商務省は7月、購入に関する透明性を高め、自国通貨のリエルの利用を拡大する方針を表明した。

カンボジアで事業を行っているすべての企業やサービス事業主は、価格をリエルで表示する必要があると政府は発表した。 

「命令を履行しない企業はすべて法律により処罰される。」

商務省のソファリー氏は、政府通達の後3ヶ月間で、いくつかの企業がリエルでの価格設定規則に準拠するための変更を実施したと語った。しかし圧倒的多数は通達を完全に無視しており、それに対して政府が圧力をかけることもなかった。

ソファリー氏は、「現在の企業状況や、通達が伝わっている範囲が限られていることを鑑みて、この方針を完全に施行することは難しい。」と述べ、各企業の自主性に期待したいと付け加えた。


同氏によると、7月に発表されたこの通達では、登録されたすべての企業がリエルで商品やサービスの価格を表示することを要求しているというが、実際には現地市場の小さな物売りや商人はこの通達を免除されている。

企業は通達の目的を概ね支持しているが、リエルでの価格設定が公正かつ普遍的に実施されない限り、通達を遵守することを拒否している。

Koung Y Phone Shopのオーナーであるキム氏は、顧客は携帯電話などの高額商品の購入に米ドルを使うことに慣れていて、リエルで価格表示した場合、店舗の製品がより高価であるという認識や混乱を生む可能性があると語った。

「リエルだけで商品の価格を表示すれば、顧客にとっては不便になり、顧客も離れてしまう」とキム氏は心配している。

同氏は、カンボジアの消費者心理に米ドルが深く浸透しており、消費者にリエルで購入するよう促すのは難しいと語った。

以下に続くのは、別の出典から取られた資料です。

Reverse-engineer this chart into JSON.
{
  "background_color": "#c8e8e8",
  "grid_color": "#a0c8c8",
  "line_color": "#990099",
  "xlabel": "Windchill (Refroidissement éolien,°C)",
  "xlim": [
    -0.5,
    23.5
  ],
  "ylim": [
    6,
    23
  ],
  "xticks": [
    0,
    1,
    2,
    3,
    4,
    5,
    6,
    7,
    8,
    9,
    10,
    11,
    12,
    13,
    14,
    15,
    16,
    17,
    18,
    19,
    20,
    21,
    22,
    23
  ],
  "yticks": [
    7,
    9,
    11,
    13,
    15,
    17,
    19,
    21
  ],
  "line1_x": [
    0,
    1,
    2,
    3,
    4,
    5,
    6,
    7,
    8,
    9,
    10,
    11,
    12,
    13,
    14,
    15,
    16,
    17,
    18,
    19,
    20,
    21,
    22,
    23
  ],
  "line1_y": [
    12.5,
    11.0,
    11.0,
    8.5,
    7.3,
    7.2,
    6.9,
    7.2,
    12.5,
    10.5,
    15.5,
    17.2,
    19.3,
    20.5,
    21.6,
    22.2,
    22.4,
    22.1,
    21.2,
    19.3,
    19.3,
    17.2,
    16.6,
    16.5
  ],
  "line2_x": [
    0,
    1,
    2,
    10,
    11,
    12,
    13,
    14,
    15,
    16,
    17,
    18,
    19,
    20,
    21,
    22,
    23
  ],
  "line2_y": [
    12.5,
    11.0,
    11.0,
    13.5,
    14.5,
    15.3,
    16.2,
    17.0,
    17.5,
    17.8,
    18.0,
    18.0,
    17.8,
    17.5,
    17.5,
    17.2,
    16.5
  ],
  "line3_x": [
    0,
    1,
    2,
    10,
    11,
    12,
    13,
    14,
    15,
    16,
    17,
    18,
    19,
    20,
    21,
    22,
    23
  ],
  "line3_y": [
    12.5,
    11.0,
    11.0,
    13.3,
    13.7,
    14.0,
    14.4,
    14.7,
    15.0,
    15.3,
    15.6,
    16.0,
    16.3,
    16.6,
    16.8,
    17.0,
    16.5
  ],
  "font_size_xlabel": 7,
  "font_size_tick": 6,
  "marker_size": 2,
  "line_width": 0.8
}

「難しいことではあるが、すべての店が遵守していれば、この課題を克服できると思う」


カンボジア商工会議所のリム・ヘン副会長は、政府がリエル表示規則の実施を真剣に考えるならば、小規模な取引においてもリエルで取引されることを法的拘束力のあるものにするべきだと述べた。

同氏はまた、100ドル(40万リエル)以上の製品やサービスを販売する企業に対して、この規則を免除するよう提案した。